This ceremonial dagger features several unusual components: a pommel that springs open at the press of an opal button, a hollow hilt into which cartridges of liquid ammunition were once loaded, a trigger beneath its crossguard that looks more like it belongs on a firearm, and an opening near its point no wider than a ballpoint pen. Despite its shape, it was never intended to be used as an implement of death, though some would argue that the amount of life that persists after its use does not make it so different in nature.
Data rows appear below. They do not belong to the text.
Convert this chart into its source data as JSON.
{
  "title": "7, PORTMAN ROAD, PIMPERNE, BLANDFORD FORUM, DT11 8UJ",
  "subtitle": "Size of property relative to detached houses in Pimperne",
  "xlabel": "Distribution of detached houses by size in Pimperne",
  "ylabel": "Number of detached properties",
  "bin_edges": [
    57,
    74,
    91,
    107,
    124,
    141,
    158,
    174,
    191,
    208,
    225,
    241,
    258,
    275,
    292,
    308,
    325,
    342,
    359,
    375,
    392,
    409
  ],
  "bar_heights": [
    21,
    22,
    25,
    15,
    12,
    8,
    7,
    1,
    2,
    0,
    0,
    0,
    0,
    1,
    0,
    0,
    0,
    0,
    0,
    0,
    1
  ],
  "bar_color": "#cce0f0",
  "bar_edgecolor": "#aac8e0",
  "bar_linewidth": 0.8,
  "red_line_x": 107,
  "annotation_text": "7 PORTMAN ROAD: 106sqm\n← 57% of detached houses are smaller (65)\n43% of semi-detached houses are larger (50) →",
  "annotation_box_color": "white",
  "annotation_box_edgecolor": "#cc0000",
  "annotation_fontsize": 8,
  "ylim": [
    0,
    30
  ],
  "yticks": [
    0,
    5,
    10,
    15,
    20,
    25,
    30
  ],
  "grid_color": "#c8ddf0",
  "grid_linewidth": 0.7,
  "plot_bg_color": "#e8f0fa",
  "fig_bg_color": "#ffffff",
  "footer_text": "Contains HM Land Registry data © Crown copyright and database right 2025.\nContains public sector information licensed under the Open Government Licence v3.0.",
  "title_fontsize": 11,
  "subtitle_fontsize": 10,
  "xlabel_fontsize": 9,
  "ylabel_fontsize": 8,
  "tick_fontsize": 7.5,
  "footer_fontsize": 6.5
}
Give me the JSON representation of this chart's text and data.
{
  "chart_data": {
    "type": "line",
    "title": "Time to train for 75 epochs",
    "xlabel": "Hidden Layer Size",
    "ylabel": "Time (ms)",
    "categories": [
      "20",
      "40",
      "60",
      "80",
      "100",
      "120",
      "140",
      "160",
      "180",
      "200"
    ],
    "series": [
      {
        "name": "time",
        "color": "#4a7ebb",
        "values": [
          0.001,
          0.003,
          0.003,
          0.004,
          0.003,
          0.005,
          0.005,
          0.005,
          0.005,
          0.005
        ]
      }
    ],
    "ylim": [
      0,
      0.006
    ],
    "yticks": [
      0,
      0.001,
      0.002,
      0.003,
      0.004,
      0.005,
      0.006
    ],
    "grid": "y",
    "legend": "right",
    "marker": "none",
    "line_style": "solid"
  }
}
During rituals in which it was wielded, an inquisitor would press the weapon’s tip into the torso of an accused blasphemer, slowly and carefully to avoid piercing any vital organs. After only a few inches of depth (at a point marked by the finger of a cherubim engraved in the blade’s iron), the trigger was pulled, releasing a burst of thick, pearlescent serum into the victim’s body. Then the blade was removed, and the wound was sutured shut.
Within a few hours of this injection taking place, the fluid would begin to solidify into a second heart.
In the weeks following this ordeal, those forced to endure it would experience a painful fever as two cardiovascular systems fought for control of their body- one red, and one white. In those days, it was widely believed that this second heart was pure, for it was the work of alchemists, and thus not tainted by a lifetime of sin. If the owner’s original heart managed to outlast this ivory intruder, they were proclaimed innocent. If the new heart managed to survive the old one, however, their guilt was established, and they were sentenced to live out their days in servitude.
While the body could survive the replacement of the heart in this manner, the person inside the body could not. With the loss of red blood came the loss of identity, memory, voice and temperament. The pale beings left behind were baptized once more and given new names, then sent to live out their days at work in the sunflower fields. Rarely did they ever sin again.
Although the generation of a synthetic heart seems extraordinary by modern standards, alchemists of the age were deeply unsatisfied with the formula. It only seemed pure to observers because it was an incomplete replica; the true goal, to imitate nature's crimson, was never achieved.